The known feeding habits of the Neoscopelus genera are limited, however, a common behavior of micronekton is diel vertical migration. This type of migration includes a daily routine of navigating through the bathypelagic zone during the day and swimming up to the mesopelagic at night. This behavior is an attempt to avoid large-scale predators during the day while having the ability to feed on smaller organisms, such as zooplankton, at night. Since the species Neoscopelus macrolepidotus has rows of small teeth, the feeding capabilities can be expanded to other types of micronekton, such as smaller fishes or crustaceans.

== Bioluminescence ==
As mentioned before, Neoscopelus macrolepidotus contains photophores that allow the emission of light. These bioluminescent structures were first exclusively found on the ventral surface of the body, until a scientific study conducted by Seishi Kuwabara examined photophores found in the tongues of individuals belonging to the species Neoscopelus macrolepidotus and Neoscopelus microchir. Neoscopelus microchir is the second species comprising the genus Neoscopelus. Prior to the experiment, the species Neoscopelus microchir was distinguished from Neoscopelus macrolepidotus by having more photophores and a larger head and pectoral fin. Based on Kuwabara's experiments, there were larger photophores and more of them in the tongues of N. microchir, which allowed for another distinguishing factor from the otherwise extremely similar species. These morphological differences in species are subtle, which can make it difficult to distinguish the difference between the species N. macrolepidotus and N. microchir when working in the field.

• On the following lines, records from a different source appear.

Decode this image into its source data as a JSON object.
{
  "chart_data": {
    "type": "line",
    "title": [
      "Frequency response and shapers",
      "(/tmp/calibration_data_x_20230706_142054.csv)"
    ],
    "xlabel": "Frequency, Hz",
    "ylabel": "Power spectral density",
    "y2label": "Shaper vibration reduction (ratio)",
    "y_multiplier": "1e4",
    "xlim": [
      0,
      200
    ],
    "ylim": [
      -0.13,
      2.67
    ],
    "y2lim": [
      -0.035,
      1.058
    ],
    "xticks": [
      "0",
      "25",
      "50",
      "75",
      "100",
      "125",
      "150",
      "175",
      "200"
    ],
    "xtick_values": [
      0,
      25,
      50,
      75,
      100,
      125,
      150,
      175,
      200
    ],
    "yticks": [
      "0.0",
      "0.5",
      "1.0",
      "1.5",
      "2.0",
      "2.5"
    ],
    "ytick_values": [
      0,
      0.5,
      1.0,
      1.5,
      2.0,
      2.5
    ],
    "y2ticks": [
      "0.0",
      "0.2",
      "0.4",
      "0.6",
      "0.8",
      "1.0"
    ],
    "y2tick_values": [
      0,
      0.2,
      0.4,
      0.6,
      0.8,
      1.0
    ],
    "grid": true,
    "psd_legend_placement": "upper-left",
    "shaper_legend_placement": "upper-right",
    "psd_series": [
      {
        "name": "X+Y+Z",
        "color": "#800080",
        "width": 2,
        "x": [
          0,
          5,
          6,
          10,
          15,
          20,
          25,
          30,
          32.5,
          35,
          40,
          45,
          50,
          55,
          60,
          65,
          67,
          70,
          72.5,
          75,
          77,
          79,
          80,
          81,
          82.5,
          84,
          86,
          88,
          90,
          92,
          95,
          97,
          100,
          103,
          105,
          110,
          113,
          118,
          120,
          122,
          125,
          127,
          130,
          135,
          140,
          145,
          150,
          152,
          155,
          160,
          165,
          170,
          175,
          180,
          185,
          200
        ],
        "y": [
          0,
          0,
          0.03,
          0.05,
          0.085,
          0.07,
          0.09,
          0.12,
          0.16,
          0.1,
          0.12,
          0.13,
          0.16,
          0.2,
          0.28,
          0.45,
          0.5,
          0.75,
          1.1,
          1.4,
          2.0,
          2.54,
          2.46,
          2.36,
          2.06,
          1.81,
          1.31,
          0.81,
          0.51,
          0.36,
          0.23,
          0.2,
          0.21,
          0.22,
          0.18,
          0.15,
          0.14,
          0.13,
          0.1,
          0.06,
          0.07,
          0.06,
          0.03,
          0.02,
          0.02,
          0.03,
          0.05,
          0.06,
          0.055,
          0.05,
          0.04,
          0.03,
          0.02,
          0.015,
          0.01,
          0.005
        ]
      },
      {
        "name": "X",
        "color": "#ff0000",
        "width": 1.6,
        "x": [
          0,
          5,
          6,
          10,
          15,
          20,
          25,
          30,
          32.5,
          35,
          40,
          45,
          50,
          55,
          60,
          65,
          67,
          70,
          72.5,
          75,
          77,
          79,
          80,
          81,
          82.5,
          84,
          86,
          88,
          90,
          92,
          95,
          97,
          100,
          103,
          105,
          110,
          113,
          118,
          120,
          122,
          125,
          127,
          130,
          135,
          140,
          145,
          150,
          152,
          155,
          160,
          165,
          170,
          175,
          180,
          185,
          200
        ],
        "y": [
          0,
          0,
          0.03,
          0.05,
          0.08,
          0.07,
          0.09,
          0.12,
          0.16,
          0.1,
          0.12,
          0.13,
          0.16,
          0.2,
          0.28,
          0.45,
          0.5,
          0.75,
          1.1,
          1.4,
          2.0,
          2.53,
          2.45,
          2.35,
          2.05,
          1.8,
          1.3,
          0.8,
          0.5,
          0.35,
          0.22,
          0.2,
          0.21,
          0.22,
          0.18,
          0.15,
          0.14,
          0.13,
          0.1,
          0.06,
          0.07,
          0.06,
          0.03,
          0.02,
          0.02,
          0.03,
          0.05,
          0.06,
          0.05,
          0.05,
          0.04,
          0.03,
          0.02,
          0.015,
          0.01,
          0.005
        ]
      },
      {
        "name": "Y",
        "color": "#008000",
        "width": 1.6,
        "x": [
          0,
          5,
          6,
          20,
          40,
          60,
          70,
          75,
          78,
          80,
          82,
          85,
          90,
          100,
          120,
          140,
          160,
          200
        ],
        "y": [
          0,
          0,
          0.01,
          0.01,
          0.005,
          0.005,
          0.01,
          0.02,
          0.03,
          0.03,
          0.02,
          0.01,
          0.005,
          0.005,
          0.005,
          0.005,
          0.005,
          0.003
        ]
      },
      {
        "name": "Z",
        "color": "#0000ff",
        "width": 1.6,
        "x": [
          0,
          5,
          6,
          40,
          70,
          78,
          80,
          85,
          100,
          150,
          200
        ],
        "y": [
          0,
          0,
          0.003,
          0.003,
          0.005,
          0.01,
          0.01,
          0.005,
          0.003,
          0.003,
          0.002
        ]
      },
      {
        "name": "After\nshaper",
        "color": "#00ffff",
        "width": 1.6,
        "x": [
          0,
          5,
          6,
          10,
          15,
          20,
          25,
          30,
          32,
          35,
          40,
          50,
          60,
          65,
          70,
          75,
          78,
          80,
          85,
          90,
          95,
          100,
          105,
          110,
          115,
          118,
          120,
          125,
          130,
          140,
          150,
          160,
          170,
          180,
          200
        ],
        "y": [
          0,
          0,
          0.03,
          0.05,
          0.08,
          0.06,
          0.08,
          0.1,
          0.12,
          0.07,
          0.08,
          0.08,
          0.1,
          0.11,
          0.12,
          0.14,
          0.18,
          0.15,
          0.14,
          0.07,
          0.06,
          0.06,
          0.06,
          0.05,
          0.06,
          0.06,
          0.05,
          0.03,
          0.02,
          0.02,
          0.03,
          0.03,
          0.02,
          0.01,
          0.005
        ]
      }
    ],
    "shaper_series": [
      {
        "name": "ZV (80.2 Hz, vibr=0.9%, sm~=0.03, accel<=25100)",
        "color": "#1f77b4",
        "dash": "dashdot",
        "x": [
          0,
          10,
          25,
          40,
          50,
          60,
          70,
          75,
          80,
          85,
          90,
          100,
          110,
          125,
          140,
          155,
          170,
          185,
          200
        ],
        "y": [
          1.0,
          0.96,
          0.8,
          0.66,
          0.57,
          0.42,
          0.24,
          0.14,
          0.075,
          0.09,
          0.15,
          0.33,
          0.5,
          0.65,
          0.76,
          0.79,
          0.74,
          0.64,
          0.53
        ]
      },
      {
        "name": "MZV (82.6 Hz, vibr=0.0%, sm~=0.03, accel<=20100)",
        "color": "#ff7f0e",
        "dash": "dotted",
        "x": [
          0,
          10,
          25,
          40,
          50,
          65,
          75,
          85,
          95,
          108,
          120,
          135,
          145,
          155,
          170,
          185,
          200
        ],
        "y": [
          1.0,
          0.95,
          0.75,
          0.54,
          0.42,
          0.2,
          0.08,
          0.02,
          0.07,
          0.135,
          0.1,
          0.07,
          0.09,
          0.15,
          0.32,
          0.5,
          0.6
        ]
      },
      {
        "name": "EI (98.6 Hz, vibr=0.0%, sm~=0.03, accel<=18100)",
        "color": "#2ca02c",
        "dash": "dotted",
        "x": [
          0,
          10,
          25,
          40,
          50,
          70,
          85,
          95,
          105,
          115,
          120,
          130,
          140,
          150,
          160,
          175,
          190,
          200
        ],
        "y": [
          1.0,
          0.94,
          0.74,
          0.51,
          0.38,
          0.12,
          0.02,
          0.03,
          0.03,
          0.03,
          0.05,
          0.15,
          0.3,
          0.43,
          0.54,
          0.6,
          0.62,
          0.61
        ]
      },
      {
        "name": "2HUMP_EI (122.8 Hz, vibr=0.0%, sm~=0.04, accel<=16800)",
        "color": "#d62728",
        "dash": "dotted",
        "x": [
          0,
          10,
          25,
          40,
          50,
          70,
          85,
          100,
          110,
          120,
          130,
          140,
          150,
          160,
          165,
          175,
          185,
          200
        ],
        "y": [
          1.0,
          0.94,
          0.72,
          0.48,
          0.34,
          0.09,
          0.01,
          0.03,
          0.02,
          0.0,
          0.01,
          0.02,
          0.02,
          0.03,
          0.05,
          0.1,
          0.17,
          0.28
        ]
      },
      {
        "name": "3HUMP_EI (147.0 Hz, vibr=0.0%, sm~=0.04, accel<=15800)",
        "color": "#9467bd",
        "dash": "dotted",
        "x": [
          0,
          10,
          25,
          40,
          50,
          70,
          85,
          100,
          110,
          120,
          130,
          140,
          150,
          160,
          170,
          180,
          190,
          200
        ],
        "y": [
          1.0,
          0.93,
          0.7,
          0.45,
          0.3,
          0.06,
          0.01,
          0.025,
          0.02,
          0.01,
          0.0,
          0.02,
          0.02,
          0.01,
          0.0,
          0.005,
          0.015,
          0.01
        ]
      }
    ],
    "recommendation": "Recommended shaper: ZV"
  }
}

In terms of functional use, the photophores on the ventral surface of the fish are most likely used to aid in ventral counter-illumination. This is a form of camouflage that fish use to match the intensity of light in the mesopelagic zone in order to hide their silhouettes from larger predators below. This camouflage can be seen as a necessity for species such as Neoscopelus macrolepidotus, since their ventral surface is darker and therefore their body contrasts more with the downwelling light from above. The use of the photophores found in their tongues is unknown, but could be a possible aid in feeding and species recognition in the dim mesopelagic and the dark bathypelagic. The bioluminescence is done endogenously, meaning that light is produced from their own bodies instead of from symbiotic bacteria in photophores.